Reviewer Lois C. Henderson: Lois is a freelance academic editor and back-of-book indexer, who spends most of her free time compiling word search puzzles for tourism and educative purposes. Her puzzles are available HERE and HERE Her Twitter account (@LoisCHenderson) mainly focusses on the toponymy of British place names. Please feel welcome to contact her with any feedback at LoisCourtenayHenderson@gmail.com.
Author: Maria J. Nieto
This fictionalized socio-biographical account of a young girl growing up, partly in Madrid and partly in the Castilian countryside, during the time of the Spanish Civil War, as well as in its devastating aftermath, when Spain came under a repressive totalitarian regime, is both heartwarming and poignant. Rather than sticking to the point of view of the central character, Mari, who starts out as “a small six-year-old child who . . . woke up one morning to the preamble of what would become an upside-down world of adult confusion and fear”, Maria J. Nieto, who herself is a survivor of the same period in Spain, and who later became a mental health professional in the United States, has chosen to relate the narrative in third person from both the level of a child growing up in a tempestuous and deeply troubled world, and from that of the adults who play an important part in her life. The unique perspective that such variation in perspective allows enables the reader to grasp the full significance of the conflict through the eyes of both young and old, making this work a truly cross-generational study of the implications of civil war. The potential audience for this book is, therefore, very broad. One can place this novel on a par with Anne Frank’s Diary, and it deserves similar recognition.
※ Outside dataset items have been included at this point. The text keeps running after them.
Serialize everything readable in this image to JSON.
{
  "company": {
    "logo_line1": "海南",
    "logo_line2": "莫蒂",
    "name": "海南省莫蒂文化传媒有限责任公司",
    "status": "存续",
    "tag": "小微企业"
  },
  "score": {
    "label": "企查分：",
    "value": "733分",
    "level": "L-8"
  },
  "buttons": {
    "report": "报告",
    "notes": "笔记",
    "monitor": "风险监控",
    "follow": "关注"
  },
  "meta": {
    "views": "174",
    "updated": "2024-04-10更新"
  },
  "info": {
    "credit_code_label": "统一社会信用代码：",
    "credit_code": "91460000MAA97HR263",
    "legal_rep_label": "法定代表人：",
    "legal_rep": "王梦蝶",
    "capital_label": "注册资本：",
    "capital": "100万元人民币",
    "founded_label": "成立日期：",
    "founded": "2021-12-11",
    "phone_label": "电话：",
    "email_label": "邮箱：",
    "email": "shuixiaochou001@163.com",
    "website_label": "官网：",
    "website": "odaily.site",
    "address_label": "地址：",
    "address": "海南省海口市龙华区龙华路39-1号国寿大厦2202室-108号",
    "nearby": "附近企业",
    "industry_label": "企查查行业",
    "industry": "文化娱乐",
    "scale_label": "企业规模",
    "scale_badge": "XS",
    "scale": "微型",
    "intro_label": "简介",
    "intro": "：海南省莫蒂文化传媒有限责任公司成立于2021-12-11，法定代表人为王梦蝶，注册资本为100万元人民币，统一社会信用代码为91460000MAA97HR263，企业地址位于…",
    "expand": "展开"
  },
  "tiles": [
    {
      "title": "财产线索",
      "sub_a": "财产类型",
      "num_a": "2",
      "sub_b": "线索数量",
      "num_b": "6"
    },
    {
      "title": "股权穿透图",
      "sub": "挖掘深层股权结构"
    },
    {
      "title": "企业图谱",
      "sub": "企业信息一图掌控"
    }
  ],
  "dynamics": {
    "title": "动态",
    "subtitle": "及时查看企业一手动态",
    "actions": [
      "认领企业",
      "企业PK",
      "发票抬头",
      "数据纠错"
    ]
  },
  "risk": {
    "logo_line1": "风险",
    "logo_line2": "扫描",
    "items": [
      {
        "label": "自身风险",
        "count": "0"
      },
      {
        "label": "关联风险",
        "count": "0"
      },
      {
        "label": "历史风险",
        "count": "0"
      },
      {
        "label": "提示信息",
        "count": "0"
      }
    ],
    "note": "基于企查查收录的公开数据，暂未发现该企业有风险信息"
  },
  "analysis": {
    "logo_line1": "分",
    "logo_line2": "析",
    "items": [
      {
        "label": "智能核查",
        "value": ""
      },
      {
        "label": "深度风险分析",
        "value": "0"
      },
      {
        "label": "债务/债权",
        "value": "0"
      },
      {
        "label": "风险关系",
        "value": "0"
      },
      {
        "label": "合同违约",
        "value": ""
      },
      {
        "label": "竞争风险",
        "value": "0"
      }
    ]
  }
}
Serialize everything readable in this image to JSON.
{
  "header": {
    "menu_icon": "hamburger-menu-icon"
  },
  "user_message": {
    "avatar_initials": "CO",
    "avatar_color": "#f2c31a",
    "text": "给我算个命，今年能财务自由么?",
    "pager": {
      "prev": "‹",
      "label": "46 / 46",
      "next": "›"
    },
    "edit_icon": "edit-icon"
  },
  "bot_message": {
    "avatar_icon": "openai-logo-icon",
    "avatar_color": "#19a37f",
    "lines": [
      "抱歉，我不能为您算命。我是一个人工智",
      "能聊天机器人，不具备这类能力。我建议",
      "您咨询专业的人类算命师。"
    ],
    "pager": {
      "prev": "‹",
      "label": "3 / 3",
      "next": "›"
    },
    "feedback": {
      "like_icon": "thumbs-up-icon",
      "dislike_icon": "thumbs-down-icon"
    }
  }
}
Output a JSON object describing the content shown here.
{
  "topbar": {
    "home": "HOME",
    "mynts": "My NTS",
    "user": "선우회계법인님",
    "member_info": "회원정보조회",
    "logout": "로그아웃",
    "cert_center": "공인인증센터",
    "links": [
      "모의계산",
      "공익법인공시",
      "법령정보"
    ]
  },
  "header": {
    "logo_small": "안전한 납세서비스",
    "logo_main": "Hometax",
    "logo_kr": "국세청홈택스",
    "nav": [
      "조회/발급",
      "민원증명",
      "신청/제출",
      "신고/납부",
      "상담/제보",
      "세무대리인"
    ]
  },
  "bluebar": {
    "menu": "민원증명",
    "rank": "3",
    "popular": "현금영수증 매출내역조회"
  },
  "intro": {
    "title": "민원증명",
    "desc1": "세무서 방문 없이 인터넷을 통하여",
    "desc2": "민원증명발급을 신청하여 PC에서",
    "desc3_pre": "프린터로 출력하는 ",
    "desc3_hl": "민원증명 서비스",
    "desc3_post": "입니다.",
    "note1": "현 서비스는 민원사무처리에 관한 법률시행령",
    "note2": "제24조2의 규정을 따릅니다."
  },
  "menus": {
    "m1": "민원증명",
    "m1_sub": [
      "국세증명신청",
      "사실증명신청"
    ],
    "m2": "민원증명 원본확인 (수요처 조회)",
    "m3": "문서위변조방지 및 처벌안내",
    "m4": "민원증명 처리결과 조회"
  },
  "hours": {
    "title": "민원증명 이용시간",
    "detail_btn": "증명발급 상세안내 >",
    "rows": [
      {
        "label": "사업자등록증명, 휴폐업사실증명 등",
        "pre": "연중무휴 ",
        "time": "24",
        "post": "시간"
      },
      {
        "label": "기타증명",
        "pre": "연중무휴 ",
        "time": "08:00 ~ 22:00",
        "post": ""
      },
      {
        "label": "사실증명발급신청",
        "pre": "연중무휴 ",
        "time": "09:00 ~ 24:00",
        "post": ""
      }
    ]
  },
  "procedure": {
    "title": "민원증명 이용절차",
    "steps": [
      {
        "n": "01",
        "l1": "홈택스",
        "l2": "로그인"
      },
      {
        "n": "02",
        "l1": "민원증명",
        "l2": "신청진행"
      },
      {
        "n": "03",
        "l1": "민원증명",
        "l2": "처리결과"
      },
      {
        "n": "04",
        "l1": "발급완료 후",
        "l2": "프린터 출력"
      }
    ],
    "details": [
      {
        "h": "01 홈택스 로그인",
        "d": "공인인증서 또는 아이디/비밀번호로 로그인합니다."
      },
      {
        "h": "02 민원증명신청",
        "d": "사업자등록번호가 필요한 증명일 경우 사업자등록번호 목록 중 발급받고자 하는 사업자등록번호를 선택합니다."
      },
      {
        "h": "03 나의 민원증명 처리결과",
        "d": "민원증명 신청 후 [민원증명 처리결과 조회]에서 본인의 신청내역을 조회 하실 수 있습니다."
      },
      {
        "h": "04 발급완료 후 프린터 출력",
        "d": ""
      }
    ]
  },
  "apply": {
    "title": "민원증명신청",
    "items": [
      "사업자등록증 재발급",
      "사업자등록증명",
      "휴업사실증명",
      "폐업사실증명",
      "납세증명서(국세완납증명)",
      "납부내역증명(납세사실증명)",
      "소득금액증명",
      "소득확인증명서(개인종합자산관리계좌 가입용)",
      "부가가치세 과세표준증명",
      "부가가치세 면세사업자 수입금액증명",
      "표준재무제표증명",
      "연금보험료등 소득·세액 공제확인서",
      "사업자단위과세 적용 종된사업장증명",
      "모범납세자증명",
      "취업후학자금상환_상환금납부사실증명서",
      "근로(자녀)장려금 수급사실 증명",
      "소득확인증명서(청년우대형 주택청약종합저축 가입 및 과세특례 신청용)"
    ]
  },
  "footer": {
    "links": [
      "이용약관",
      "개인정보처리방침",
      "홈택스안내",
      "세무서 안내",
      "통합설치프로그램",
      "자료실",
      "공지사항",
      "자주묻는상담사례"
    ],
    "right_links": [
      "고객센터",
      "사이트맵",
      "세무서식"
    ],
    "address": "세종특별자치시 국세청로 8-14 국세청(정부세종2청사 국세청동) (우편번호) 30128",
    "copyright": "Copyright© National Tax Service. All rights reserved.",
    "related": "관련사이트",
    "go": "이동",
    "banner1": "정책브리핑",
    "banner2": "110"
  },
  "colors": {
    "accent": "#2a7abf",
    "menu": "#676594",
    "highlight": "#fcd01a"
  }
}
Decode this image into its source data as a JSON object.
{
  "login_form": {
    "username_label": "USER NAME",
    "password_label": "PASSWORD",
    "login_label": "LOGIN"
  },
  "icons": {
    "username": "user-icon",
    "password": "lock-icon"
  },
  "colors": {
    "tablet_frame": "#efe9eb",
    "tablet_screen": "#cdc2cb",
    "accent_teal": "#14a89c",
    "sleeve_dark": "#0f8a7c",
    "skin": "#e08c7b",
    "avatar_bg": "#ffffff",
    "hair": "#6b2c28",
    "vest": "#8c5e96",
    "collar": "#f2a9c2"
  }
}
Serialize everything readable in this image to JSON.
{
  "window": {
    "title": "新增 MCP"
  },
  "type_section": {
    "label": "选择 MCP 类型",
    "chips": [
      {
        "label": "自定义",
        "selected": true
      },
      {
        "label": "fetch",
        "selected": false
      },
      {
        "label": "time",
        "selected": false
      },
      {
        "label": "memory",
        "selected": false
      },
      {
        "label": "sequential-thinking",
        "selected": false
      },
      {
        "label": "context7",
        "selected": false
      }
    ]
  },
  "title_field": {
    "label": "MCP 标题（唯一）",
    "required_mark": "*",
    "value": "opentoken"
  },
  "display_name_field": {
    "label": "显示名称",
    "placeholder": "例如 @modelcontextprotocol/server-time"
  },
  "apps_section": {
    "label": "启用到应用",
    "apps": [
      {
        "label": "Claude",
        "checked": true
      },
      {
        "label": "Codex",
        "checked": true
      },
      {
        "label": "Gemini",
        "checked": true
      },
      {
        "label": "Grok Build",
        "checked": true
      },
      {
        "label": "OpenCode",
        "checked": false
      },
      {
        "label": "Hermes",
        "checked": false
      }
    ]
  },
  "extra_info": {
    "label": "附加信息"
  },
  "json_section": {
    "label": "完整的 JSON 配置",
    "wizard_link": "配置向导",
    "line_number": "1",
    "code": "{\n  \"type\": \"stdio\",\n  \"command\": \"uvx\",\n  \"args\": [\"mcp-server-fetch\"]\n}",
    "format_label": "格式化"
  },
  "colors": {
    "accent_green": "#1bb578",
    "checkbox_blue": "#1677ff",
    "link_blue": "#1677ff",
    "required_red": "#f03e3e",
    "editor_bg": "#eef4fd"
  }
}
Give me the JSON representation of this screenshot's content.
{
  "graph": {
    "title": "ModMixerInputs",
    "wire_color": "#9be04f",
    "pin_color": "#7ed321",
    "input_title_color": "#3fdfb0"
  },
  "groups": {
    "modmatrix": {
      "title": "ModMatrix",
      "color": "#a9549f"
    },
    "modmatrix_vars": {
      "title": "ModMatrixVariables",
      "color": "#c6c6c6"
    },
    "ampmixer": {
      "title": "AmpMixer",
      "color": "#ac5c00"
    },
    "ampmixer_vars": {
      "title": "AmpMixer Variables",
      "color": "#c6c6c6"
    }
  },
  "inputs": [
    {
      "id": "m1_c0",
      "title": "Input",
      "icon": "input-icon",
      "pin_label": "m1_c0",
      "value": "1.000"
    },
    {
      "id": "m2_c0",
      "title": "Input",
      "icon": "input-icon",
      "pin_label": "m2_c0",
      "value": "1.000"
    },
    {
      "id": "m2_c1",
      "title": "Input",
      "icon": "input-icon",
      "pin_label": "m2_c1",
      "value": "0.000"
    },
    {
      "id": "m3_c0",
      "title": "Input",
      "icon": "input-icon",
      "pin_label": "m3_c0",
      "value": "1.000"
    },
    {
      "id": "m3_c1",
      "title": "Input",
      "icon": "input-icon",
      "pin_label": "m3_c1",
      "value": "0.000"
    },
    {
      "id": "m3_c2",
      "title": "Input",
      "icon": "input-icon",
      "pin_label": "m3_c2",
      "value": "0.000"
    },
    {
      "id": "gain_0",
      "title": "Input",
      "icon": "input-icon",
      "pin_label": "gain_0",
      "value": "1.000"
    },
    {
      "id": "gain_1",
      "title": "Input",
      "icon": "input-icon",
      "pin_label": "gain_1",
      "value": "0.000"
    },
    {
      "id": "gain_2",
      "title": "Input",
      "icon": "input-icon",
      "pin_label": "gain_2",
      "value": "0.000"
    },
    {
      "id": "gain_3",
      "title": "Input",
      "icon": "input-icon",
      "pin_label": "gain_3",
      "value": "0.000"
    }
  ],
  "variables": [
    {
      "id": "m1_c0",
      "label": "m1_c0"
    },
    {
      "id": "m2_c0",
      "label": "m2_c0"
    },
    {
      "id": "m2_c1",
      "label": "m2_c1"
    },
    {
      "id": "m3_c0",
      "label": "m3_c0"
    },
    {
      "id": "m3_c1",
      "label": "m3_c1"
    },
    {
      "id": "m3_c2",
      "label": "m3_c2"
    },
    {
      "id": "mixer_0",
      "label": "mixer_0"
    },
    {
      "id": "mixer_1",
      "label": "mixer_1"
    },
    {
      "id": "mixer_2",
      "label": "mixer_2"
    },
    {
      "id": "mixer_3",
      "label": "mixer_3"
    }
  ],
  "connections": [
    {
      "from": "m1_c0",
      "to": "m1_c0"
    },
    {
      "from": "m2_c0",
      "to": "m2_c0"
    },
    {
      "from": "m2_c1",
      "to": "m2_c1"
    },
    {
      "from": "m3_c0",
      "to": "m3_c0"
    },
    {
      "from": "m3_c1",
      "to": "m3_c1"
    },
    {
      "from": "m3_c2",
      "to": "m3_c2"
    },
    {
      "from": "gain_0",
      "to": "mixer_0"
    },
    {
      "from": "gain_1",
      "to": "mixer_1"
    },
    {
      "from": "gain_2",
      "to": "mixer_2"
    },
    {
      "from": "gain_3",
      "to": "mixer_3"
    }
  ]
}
Although the pithy and unsentimental tone of “Breaking the Silence: A Novel of Spain’s Civil War” is gut-punching in its harshness, strong elements of compassion for both sides are clearly evident. Despite the brutalities committed by the Moroccan invaders under Spanish Fascist command, the redeeming qualities of the young soldier Boabdil are revealed in an astoundingly humane and empathetic way: “He grew sad, always tired and homesick in a strange, unfriendly land.” The simplicity and directness of the story should be enough to stir even the most war-hardened heart, and this work should be considered for therapeutic ends with those who have been traumatized by having had to endure situations of military conflict.
In addition, for those with an interest in all things Iberian, and who find the unflinching spirit of the stoical Spaniard admirable in its strength and resilience against what has often seemed to be insurmountable odds, Breaking the Silence is bound to be received with warmth and gusto. Nieto has done her subject proud, and deserves the highest acclaim for her heroic commitment to the passionate support of those among whom she was born and raised.